Endometriosis affects about one in ten women of reproductive age, making it one of the most common gynaecological disorders in the US. Yet no one really knows what causes the condition, which is occurs when endometrial tissue – which normally lines the womb – starts to grow where it shouldn’t, such as in the ovaries, fallopian tubes, bowel or along the pelvis.
Endometriosis can be extremely painful and, occasionally, may lead to infertility.
Endometrial tissue naturally breaks down according to hormonally-controlled cycles; the result is menstruation. But such tissue-breakdown outside the womb can cause cysts, severe cramps and very heavy periods. To date, most treatments deal with the symptoms, not the causes of endometriosis – and that is only after the condition is diagnosed, which can take years. Hormone therapy is most common: endometrial tissue grows in response to estrogen, so blocking estrogen using the contraceptive pill or gonadotropin releasing hormone analogs (GnRH) like Zoladex (goserelin) can help. Neither is without side-effects, and neither offers a long-term solution.
In July 2018, AbbVie’s Orilissa (elagolix) became the first FDA-approved oral treatment for the management of moderate-to-severe endometrial pain. Orilissa is a GnRH antagonist, rather than agonist. This means it is faster at lowering hormone levels, and is not associated with an initial, temporary worsening of symptoms that requires add-back therapy, as is the case for the older GnRH agonist drugs. AbbVie and partner Neurocrine Biosciences hailed Orilissa as a “significant advance”, which it is. But it, too, only deals with symptoms, not causes.
Enter gene therapy. This newly-resurrected modality – injecting corrected or new versions of faulty or missing genes to address the root causes of disease – is already transforming the lives of patients with certain rare, usually inherited conditions. Manipulating genes may be the next-big-thing in endometriosis, too. Recent research suggests that the expression of certain genes may be repressed in some women with endometriosis. Scientists at Yale University are trying to uncover whether administering a gene-regulator molecule called let-7b (a small, non-coding functional RNA, or micro-RNA) could help to treat the disease.
For now, they’re still working with mice.

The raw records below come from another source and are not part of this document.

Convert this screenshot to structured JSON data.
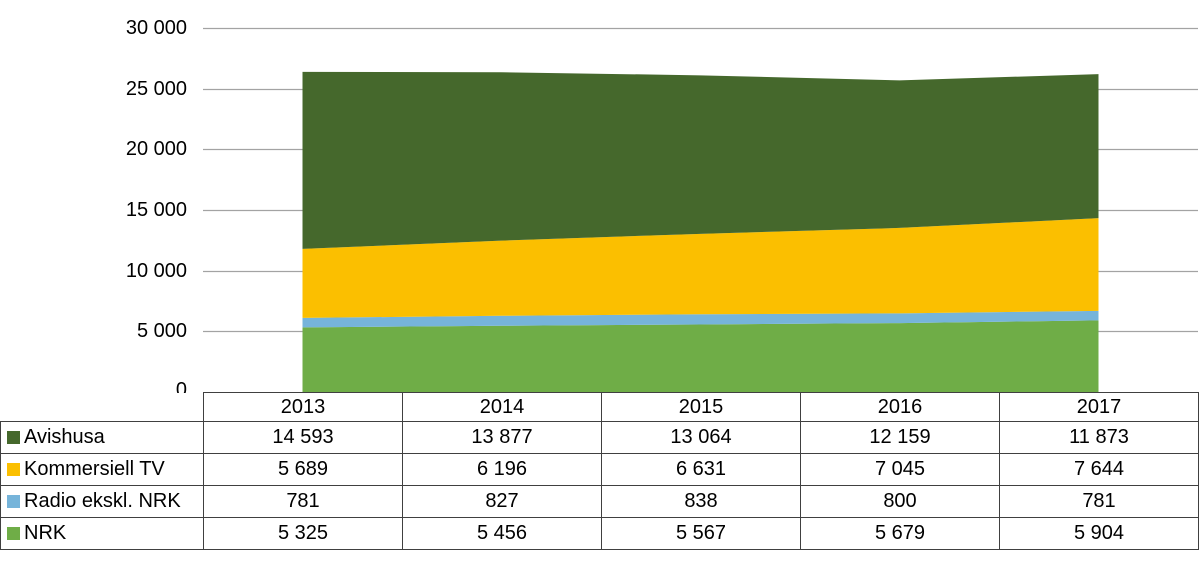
{
  "chart_data": {
    "type": "area",
    "stacked": true,
    "categories": [
      "2013",
      "2014",
      "2015",
      "2016",
      "2017"
    ],
    "series": [
      {
        "name": "NRK",
        "color": "#6FAD47",
        "values": [
          5325,
          5456,
          5567,
          5679,
          5904
        ]
      },
      {
        "name": "Radio ekskl. NRK",
        "color": "#76B4DA",
        "values": [
          781,
          827,
          838,
          800,
          781
        ]
      },
      {
        "name": "Kommersiell TV",
        "color": "#FBBF00",
        "values": [
          5689,
          6196,
          6631,
          7045,
          7644
        ]
      },
      {
        "name": "Avishusa",
        "color": "#45682C",
        "values": [
          14593,
          13877,
          13064,
          12159,
          11873
        ]
      }
    ],
    "title": "",
    "xlabel": "",
    "ylabel": "",
    "ylim": [
      0,
      30000
    ],
    "ytick_step": 5000,
    "ytick_labels": [
      "30 000",
      "25 000",
      "20 000",
      "15 000",
      "10 000",
      "5 000",
      "0"
    ],
    "grid": true,
    "gridline_color": "#A3A3A3",
    "legend_position": "table-left"
  },
  "table": {
    "years": [
      "2013",
      "2014",
      "2015",
      "2016",
      "2017"
    ],
    "rows": [
      {
        "label": "Avishusa",
        "color": "#45682C",
        "values": [
          "14 593",
          "13 877",
          "13 064",
          "12 159",
          "11 873"
        ]
      },
      {
        "label": "Kommersiell TV",
        "color": "#FBBF00",
        "values": [
          "5 689",
          "6 196",
          "6 631",
          "7 045",
          "7 644"
        ]
      },
      {
        "label": "Radio ekskl. NRK",
        "color": "#76B4DA",
        "values": [
          "781",
          "827",
          "838",
          "800",
          "781"
        ]
      },
      {
        "label": "NRK",
        "color": "#6FAD47",
        "values": [
          "5 325",
          "5 456",
          "5 567",
          "5 679",
          "5 904"
        ]
      }
    ]
  }
}
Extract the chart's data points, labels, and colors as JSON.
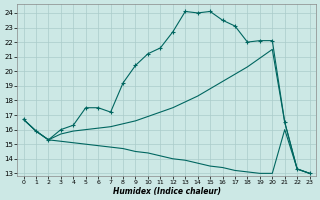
{
  "xlabel": "Humidex (Indice chaleur)",
  "background_color": "#cce8e5",
  "grid_color": "#aaccca",
  "line_color": "#006660",
  "xlim": [
    -0.5,
    23.5
  ],
  "ylim": [
    12.8,
    24.6
  ],
  "yticks": [
    13,
    14,
    15,
    16,
    17,
    18,
    19,
    20,
    21,
    22,
    23,
    24
  ],
  "xticks": [
    0,
    1,
    2,
    3,
    4,
    5,
    6,
    7,
    8,
    9,
    10,
    11,
    12,
    13,
    14,
    15,
    16,
    17,
    18,
    19,
    20,
    21,
    22,
    23
  ],
  "line1_x": [
    0,
    1,
    2,
    3,
    4,
    5,
    6,
    7,
    8,
    9,
    10,
    11,
    12,
    13,
    14,
    15,
    16,
    17,
    18,
    19,
    20,
    21,
    22,
    23
  ],
  "line1_y": [
    16.7,
    15.9,
    15.3,
    16.0,
    16.3,
    17.5,
    17.5,
    17.2,
    19.2,
    20.4,
    21.2,
    21.6,
    22.7,
    24.1,
    24.0,
    24.1,
    23.5,
    23.1,
    22.0,
    22.1,
    22.1,
    16.5,
    13.3,
    13.0
  ],
  "line2_x": [
    0,
    1,
    2,
    3,
    4,
    5,
    6,
    7,
    8,
    9,
    10,
    11,
    12,
    13,
    14,
    15,
    16,
    17,
    18,
    19,
    20,
    21,
    22,
    23
  ],
  "line2_y": [
    16.7,
    15.9,
    15.3,
    15.7,
    15.9,
    16.0,
    16.1,
    16.2,
    16.4,
    16.6,
    16.9,
    17.2,
    17.5,
    17.9,
    18.3,
    18.8,
    19.3,
    19.8,
    20.3,
    20.9,
    21.5,
    16.5,
    13.3,
    13.0
  ],
  "line3_x": [
    0,
    1,
    2,
    3,
    4,
    5,
    6,
    7,
    8,
    9,
    10,
    11,
    12,
    13,
    14,
    15,
    16,
    17,
    18,
    19,
    20,
    21,
    22,
    23
  ],
  "line3_y": [
    16.7,
    15.9,
    15.3,
    15.2,
    15.1,
    15.0,
    14.9,
    14.8,
    14.7,
    14.5,
    14.4,
    14.2,
    14.0,
    13.9,
    13.7,
    13.5,
    13.4,
    13.2,
    13.1,
    13.0,
    13.0,
    16.0,
    13.3,
    13.0
  ]
}
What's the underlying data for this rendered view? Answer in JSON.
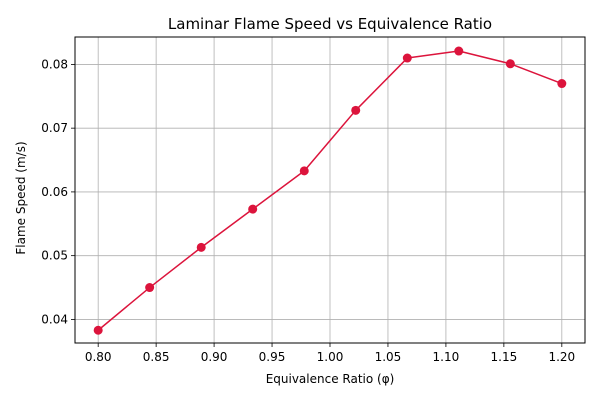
{
  "chart_data": {
    "type": "line",
    "title": "Laminar Flame Speed vs Equivalence Ratio",
    "xlabel": "Equivalence Ratio (φ)",
    "ylabel": "Flame Speed (m/s)",
    "x": [
      0.8,
      0.8444,
      0.8889,
      0.9333,
      0.9778,
      1.0222,
      1.0667,
      1.1111,
      1.1556,
      1.2
    ],
    "series": [
      {
        "values": [
          0.0383,
          0.045,
          0.0513,
          0.0573,
          0.0633,
          0.0728,
          0.081,
          0.0821,
          0.0801,
          0.077
        ],
        "color": "#dc143c",
        "marker": "circle"
      }
    ],
    "xlim": [
      0.78,
      1.22
    ],
    "ylim": [
      0.0363,
      0.0843
    ],
    "xticks": [
      0.8,
      0.85,
      0.9,
      0.95,
      1.0,
      1.05,
      1.1,
      1.15,
      1.2
    ],
    "xtick_labels": [
      "0.80",
      "0.85",
      "0.90",
      "0.95",
      "1.00",
      "1.05",
      "1.10",
      "1.15",
      "1.20"
    ],
    "yticks": [
      0.04,
      0.05,
      0.06,
      0.07,
      0.08
    ],
    "ytick_labels": [
      "0.04",
      "0.05",
      "0.06",
      "0.07",
      "0.08"
    ],
    "grid": true,
    "grid_color": "#b0b0b0",
    "legend": "none"
  }
}
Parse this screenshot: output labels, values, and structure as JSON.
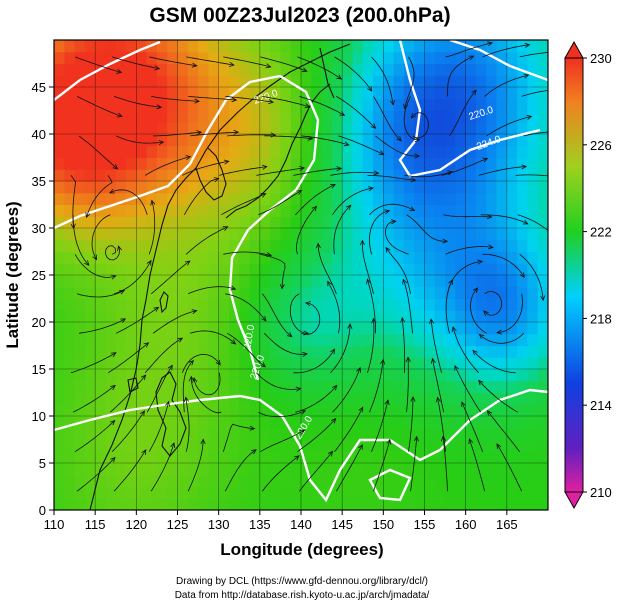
{
  "chart_data": {
    "type": "heatmap",
    "title": "GSM 00Z23Jul2023 (200.0hPa)",
    "xlabel": "Longitude (degrees)",
    "ylabel": "Latitude  (degrees)",
    "xlim": [
      110,
      170
    ],
    "ylim": [
      0,
      50
    ],
    "x_ticks": [
      "110",
      "115",
      "120",
      "125",
      "130",
      "135",
      "140",
      "145",
      "150",
      "155",
      "160",
      "165"
    ],
    "y_ticks": [
      "0",
      "5",
      "10",
      "15",
      "20",
      "25",
      "30",
      "35",
      "40",
      "45"
    ],
    "colorbar": {
      "min": 210,
      "max": 230,
      "ticks": [
        "230",
        "226",
        "222",
        "218",
        "214",
        "210"
      ],
      "colors": [
        "#e020a0",
        "#1020c0",
        "#00d0ff",
        "#20d020",
        "#a0d020",
        "#f08020",
        "#f03020"
      ]
    },
    "temperature_field_approx": {
      "note_levels": [
        "229 at 118E 45N",
        "228 at 112E 40N",
        "225 at 135E 40N",
        "217 at 160E 45N",
        "218 at 165E 20N",
        "219 at 140E 20N",
        "224 at 120E 5N"
      ]
    },
    "contour_labels": [
      "220.0",
      "224.0",
      "220.0",
      "220.0",
      "220.0",
      "220.0"
    ],
    "vortex_centers": [
      {
        "lon": 117,
        "lat": 27
      },
      {
        "lon": 128,
        "lat": 15
      },
      {
        "lon": 141,
        "lat": 20
      },
      {
        "lon": 151,
        "lat": 30
      },
      {
        "lon": 154,
        "lat": 40
      },
      {
        "lon": 163,
        "lat": 22
      }
    ]
  },
  "footer": {
    "line1": "Drawing by DCL (https://www.gfd-dennou.org/library/dcl/)",
    "line2": "Data from http://database.rish.kyoto-u.ac.jp/arch/jmadata/"
  }
}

But results are promising: two weeks after receiving an injection of let-7b, mice with the disease had smaller lesions than before, and reduced expression of certain genes known to promote the condition.
If the approach works in humans, it would provide a much-needed alternative to hormonal therapy (which isn’t suitable for women trying to conceive, and can lead to reduced bone density) and to excision surgery, which is invasive, expensive and typically only used for severe cases.
So it is way too early to say definitively whether genes have trumped hormones in treating endometriosis. In the meantime, a call-to-action paper in the January 2019 issue of the American Journal of Obstetrics and Gynecology makes a strong case for earlier diagnosis of endometriosis, driven by patient and physician education and timely referrals to specialist providers. The authors put forward a practical, step-wise checklist designed to support more rapid, accurate diagnosis and faster treatment. AbbVie provided funding for the manuscript.